CEO and founder of Mustard, Rocky Collis says, "The user's video comes into the system. We can give the user 3-d biomechanical data." 

The biomechanical data is a breakdown of how the body is moving during the athletic process, like how a pitcher uses his body when throwing.

"Mechanical things that are evidence-based. So how far you stride and how quickly you do it plays a huge roll in how hard you throw," says Luke Collis, COO and co-founder of Mustard.

The AI monitors that motion and then it's used to offer the athlete-specific coaching tips aimed at improving form.

Mustard was co-founded by former major league pitcher Tom House. He has an extensive biomechanical database and has worked with several MLB Hall of Fame pitchers.

"What we've been able to do is take everything I would do in person on elite guys and it will now be able to be delivered on a cell phone," says House.

This would mean a still image of the athlete, instead of slowing down and pausing the video. Athletes are then given a report card, which has 11 different variables. For each variable, the athlete will either get a pass or fail, and an overall efficiency score.

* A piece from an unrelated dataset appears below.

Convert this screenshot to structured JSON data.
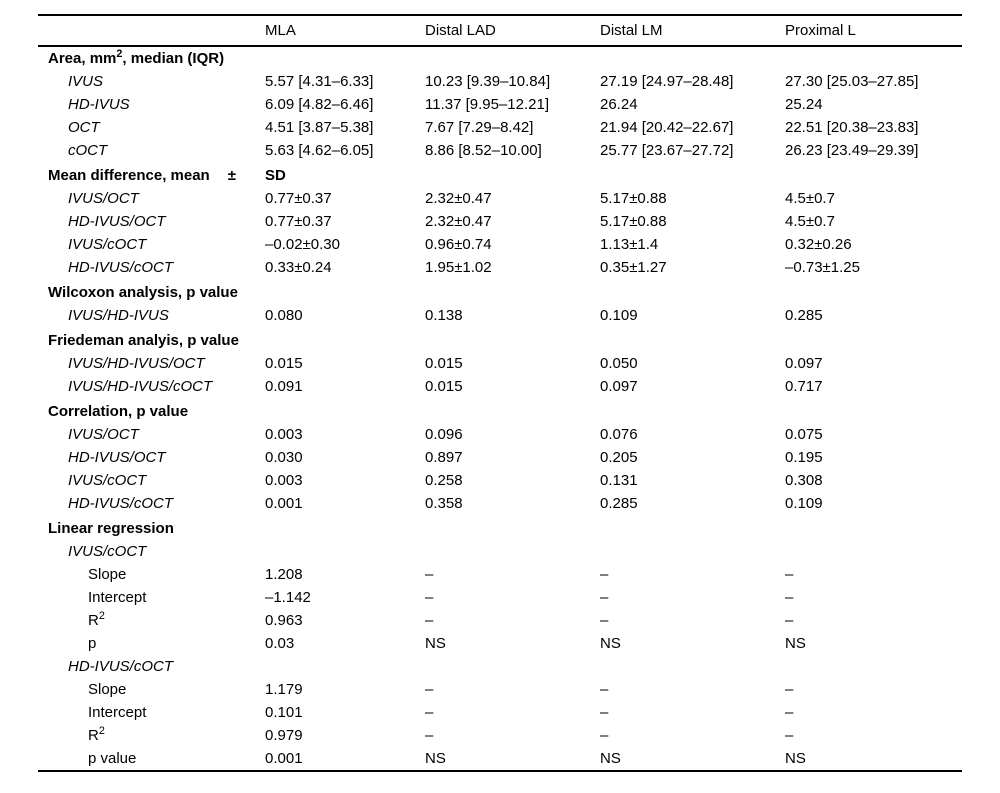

 "For any of the variables you're not passing yet, that will trigger recommendations for drills and exercises that the user should do," says Rocky.

It's also convenient at a time when young athletes are not getting the hands-on treatment they're used to getting.

“Mustard the first product, it’s been great. During covid times when you don’t have someone to pitch to. It’s been helping.” says Eddie.

The Mustard app is free, and the company says it's planning on adding premium features at a low monthly subscription rate.

 "The vision for this short and long term is applications kids can use. In the living room, in the schoolyard, in the backyard. With or without a coach." says Rocky.